En premier lieu, Armando Valdés Aumente présente trois grands avantages de la spécialisation en traduction économique, commerciale et financière comme traducteur salarié d’un organisme du secteur de spécialisation : le fait de faire partie d’une équipe de traducteurs (et notamment de recevoir une rétroaction sur son travail) ; la valorisation de la formation qui découle de l’importance accordée à la qualité des traductions ; et l’immersion dans l’environnement du domaine de spécialisation (proximité des spécialistes et des utilisateurs des traductions). Izaskun Fuentes Milani Orkwis donne des conseils pour commencer à travailler à la pige pour une grande institution internationale et pour rester ensuite sur sa liste des fournisseurs de prédilection (« la liste des A »). Quelques trucs simples et utiles sont fournis, tant sur le plan professionnel, la pratique du doute méthodique, la vérification des termes, et même du sexe des personnes citées dans les textes, la lecture attentive du site Web de l’institution, comment ajouter de la valeur à son travail (en acceptant de nouveaux délais, par exemple), etc., que sur le plan administratif et commercial comme le calcul des délais et des honoraires, l’envoi du curriculum vitae et les communications avec l’institution cliente.
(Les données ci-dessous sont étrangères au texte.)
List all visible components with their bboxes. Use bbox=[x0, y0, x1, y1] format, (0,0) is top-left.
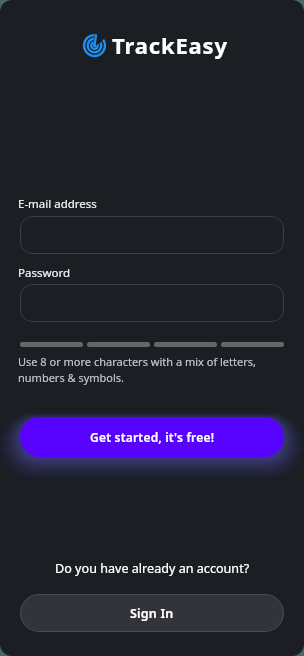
staticText: Get started, it's free! bbox=[90, 429, 215, 445]
staticText: Password bbox=[18, 265, 71, 281]
button[interactable] bbox=[20, 216, 284, 254]
staticText: TrackEasy bbox=[112, 30, 228, 60]
other: TrackEasy logo bbox=[83, 34, 106, 57]
button[interactable] bbox=[20, 284, 284, 322]
staticText: Use 8 or more characters with a mix of l… bbox=[18, 354, 256, 385]
button[interactable]: Sign In bbox=[20, 594, 284, 632]
button[interactable]: Get started, it's free! bbox=[20, 417, 284, 457]
staticText: Sign In bbox=[130, 605, 174, 622]
staticText: E-mail address bbox=[18, 196, 97, 212]
staticText: Do you have already an account? bbox=[55, 560, 250, 577]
Dans le contexte de la traduction juridique du français et de l’espagnol au polonais, Agnieszka Konowska puise dans son expérience de traductrice assermentée (une pratique professionnelle que l’on appelle au Québec la traduction de documents officiels) différents exemples de déplacement du Skopos ou de la finalité de la traduction qui peuvent provenir d’un conflit d’intérêts entre le demandeur d’une traduction et l’institution publique qui est aussi le destinataire ou l’utilisateur de la traduction. Pour résoudre ces difficultés de traduction particulières (la présence d’éléments dans le document source que ne souhaite pas traduire le demandeur, ou dont la traduction est exigée par l’administration publique, la traduction des timbres et des seaux, la non-traduction des titres et des diplômes, la présence de termes d’une troisième langue dans le document source, etc.), l’auteure fait part des règles de déontologie et des pratiques professionnelles que doivent suivre les professionnels de la traduction.
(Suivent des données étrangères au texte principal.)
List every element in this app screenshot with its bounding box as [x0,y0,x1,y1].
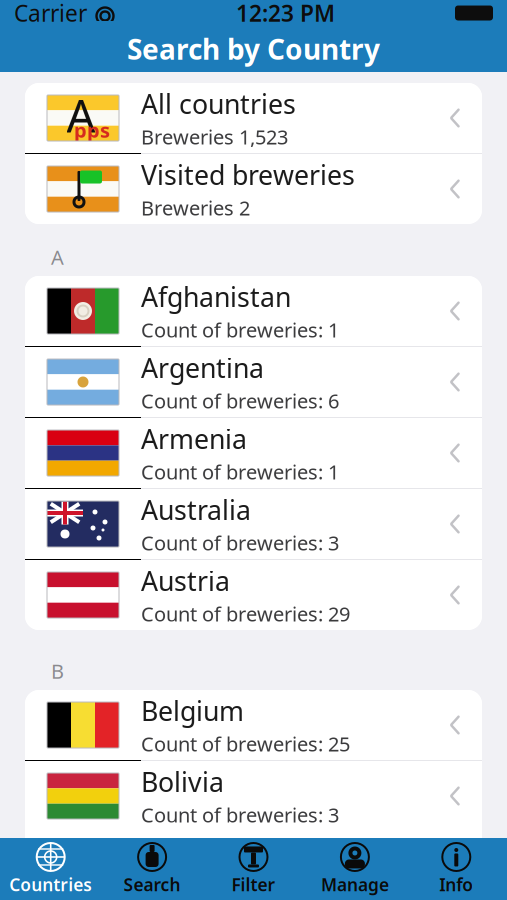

Emmanuelle Pensec présente une analyse de corpus de rapports de développement durable publiés par les entreprises pour les besoins de l’organisme International Global Reporting Initiative. L’auteure analyse les collocations du terme « groupe » et des différents termes utilisés pour désigner l’entreprise et ses employés en français, en espagnol et en anglais. L’analyse lexicale de ces termes utilisés en communication d’entreprise met en évidence les valeurs et les identités que se donnent les entreprises dans les trois différentes langues-cultures. Rebeca Cristina López González passe en revue quelques difficultés de traduction de l’espagnol à l’anglais relevées sur un site Web touristique. À l’aide de quelques exemples, elle montre l’importance de ne pas perdre de vue les aspects culturels des textes touristiques (dans leurs fonctions expressives et conatives). L’auteure conclut que l’objectif visé par le site Web (intéresser le plus grand nombre de touristes) n’est pas atteint, du fait notamment que les traducteurs ne prennent pas le soin d’adapter le contenu textuel pour préciser ou pour faire comprendre les messages véhiculés dans la version originale (espagnole).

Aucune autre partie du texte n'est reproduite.